Longtemps avant la Fête des mères ou autre Journée de la femme, des peuples yorubas du Bénin et du Nigeria ont élaboré le Gelede, une cérémonie d’hommage et d’apaisement des « mères » de la communauté. Le contentement de ces dernières étant indispensable à l’harmonie sociale, le Gelede est un phénomène traditionnellement important.
Origines du Gelede
La plupart des traditions historiques font remonter les origines du Gelede (prononcer guèlèdè) à l’ancien royaume yoruba de Kétou, dans l’actuelle République du Bénin. A Kétou même toutefois, on explique généralement qu’un prince de Kétou aurait quitté ses terres suite à une querelle dynastique et se serait établi dans la petite ville d’Ilobi dans l’actuel Nigeria. Là-bas, il aurait créé le Gelede, puis serait ensuite retourné enseigner cette tradition aux habitants de Kétou.
La création du Gelede remonterait à la fin du IXXe ou au début du XVIIIe siècle. Kétou est toutefois considéré comme le berceau de la cérémonie gelede, car ses cérémonies y sont aujourd’hui les plus riches et les plus élaborées. Le Gelede, qui ne se trouve en majorité que chez les Yorubas de l’Ouest (proches de la frontière Nigeria-Bénin), s’est toutefois répandu chez des populations voisines comme les Fon du Bénin ou les Ijo du Nigeria.
Les mythes expliquant l’origine de la cérémonie sont divers, mais font généralement référence à un ancêtre féminin primordial qui, ne pouvant pas avoir d’enfants, sollicita l’oracle Ifa, qui lui recommanda de pratiquer ce qui deviendra le Gelede. Cette proposition fut un succès et se transmit de génération en génération.
Le contexte
Autrefois organisées lors de la saison sèche, les cérémonies gelede le sont aujourd’hui sur commande à toute période de l’année. Leur but est de répondre à des problèmes individuels, familiaux ou sociétaux tels que la maladie, la stérilité, la malchance, la mort. Pour ce faire sont organisées des chants, compositions musicales et danses effectuées par des danseurs masqués. Elles sont destinées à apaiser les femmes âgées du groupe, à endiguer leur mauvaise humeur, leur bienveillance et leur dynamisme étant indispensable au bon fonctionnement et à l’harmonie de la société.
La préparation
Les anciens des familles souhaitant une cérémonie consultent l’oracle ifa qui indique quels masques choisir. Puis ils prennent rendez-vous avec les responsables de la société Gelede qui choisit chants, danses et costumes.

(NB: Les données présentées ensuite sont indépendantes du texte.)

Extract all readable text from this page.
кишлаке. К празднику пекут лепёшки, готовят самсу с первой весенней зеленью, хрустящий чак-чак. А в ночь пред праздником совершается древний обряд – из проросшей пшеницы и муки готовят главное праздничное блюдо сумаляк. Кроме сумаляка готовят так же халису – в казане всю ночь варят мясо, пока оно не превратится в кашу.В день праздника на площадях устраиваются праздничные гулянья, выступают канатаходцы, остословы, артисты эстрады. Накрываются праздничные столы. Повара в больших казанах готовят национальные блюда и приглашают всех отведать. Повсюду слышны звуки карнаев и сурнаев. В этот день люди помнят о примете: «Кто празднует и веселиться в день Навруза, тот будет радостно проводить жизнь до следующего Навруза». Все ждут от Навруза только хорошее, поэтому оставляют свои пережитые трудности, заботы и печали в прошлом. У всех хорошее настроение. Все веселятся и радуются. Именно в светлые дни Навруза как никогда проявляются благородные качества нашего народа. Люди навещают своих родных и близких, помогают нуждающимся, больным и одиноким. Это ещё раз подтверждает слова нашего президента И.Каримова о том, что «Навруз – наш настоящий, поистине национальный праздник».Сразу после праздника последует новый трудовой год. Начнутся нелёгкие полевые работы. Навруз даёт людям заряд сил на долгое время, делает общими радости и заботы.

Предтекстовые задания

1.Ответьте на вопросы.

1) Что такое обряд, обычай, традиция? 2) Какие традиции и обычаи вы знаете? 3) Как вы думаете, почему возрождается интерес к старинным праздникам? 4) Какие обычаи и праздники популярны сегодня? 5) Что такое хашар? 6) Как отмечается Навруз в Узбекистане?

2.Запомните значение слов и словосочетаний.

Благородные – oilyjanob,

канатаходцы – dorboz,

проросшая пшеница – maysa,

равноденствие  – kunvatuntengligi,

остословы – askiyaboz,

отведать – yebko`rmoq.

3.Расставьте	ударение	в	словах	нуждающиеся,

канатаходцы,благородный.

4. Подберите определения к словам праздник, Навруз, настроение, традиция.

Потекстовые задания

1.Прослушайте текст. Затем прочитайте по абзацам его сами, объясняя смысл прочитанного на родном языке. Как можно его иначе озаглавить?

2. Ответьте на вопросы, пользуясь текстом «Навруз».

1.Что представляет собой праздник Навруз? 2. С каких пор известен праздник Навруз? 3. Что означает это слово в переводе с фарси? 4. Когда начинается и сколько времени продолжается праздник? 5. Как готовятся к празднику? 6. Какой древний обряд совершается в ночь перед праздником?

La tenue des gelede est constituée d’étoffes, de chaussons, de chevillères et de masques. Ces derniers, sculptures en bois posées sur la tête du danseur, sont préparés et peints par des sculpteurs appartenant à la société gelede. Le dessus de ces masques peut être composé d’une scène sculptée ou d’une simple coiffure. Le visage, réalisé à partir de mêmes critères, avec des yeux globuleux percés de trous, un nez avec des narines arrondies, une bouche charnue et des scarifications, est parfois accompagné d’un masque de corps représentant les seins de la femme. Alors que les hommes sont les seuls danseurs et que le Babalashe, responsable des masques peints, l’est aussi, c’est une femme, l’Iyalashe, qui dirige la cérémonie en général. Les personnages représentés par des danseurs sont en majorité des femmes.
Le déroulement
La performance s’articule autour de l’apparition du masque d’Efe. Avant son apparition, défilent parfois des masques associés à des divinités du panthéon yoruba, mais toujours de chants incantatoires destinés à faire effet sur l’humeur des mères de la communauté. Juste avant Efe se produit le premier masque chanteur, Tetede. Il représente sa jumelle ou son épouse, selon les traditions.
Avant l’apparition d’Efe, une femme âgée représente la famille qui a commandé la cérémonie, puis une jeune fille portant une calebasse où se trouve un oiseau qui, lui, représente la capacité des mères à se transformer en oiseaux malfaisants de nuit si elles ne sont pas apaisées. Chants, contes, blagues accompagnent la prestation endiablée du masque d’Efe qui s’achève avec un chant d’adieu annonçant le retour d’Efe chez les ancêtres. Les femmes, surtout âgées, les mères de la communauté, dont la supériorité spirituelle est apaisée, peuvent alors rejaillir positivement sur la communauté jusqu’à ce qu’un nouveau malheur ne l’exige.